CS: I know. The company doesn’t exist at the moment. We’re in the process of negotiating with some big pharma and some biotech VCs to raise significant Series A funding, because it’s all about speed and momentum. We’ve got some serious commitment from serious players.
And we’re already running gene therapy trials with AAV (for other researchers).
NR: So my impression that gene therapy had gone quiet or halted was completely wrong?
CS: Yes, there are lots of trials. Sorry! The field has been bubbling along but there’s a real acceleration. It will change, and people will do things wrong, and hopefully nobody will die, but mistakes will be made. We are just going to be very certain that we’ve done everything right.
NR: You said earlier, before we got started, that you think more people will die in gene therapy trials, though obviously you’ll be trying to ensure it doesn't happen in one of yours.

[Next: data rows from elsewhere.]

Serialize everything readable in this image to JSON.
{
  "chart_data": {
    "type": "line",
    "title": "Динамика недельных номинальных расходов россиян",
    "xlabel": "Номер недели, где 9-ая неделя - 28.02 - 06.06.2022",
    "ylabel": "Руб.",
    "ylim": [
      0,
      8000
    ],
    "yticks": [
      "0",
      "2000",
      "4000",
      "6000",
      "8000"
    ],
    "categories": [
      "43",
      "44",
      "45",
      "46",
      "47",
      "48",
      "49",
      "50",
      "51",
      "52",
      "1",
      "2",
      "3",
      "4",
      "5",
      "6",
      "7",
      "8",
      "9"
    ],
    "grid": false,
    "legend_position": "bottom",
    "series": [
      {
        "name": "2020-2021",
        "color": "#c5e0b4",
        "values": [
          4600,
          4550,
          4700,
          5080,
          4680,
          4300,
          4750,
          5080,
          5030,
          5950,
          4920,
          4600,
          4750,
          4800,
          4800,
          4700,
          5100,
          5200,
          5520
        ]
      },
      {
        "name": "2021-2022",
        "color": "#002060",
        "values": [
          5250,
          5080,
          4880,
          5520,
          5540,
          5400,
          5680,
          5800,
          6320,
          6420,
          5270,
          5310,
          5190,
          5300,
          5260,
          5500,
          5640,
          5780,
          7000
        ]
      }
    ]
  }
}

CS: Yes, and it’s going to be difficult. Yes, but that’s true for cancer, it's true for every therapy that’s out there, even some of the multiple sclerosis drugs. Antibiotics killed people.
NR: Hopefully you will end up with this step-change in treatment you envisaged way back when you picked neurology.
CS: I do feel this is the last part of my career.
But it would be really nice to bring a therapy to some of the families, who’ve donated their DNA, their skin, their spinal fluid and sometimes their brains to make a difference. That we would then be able to turn around and say "yeah we nailed that gene and you helped us find it. And now we’ve dealt with it".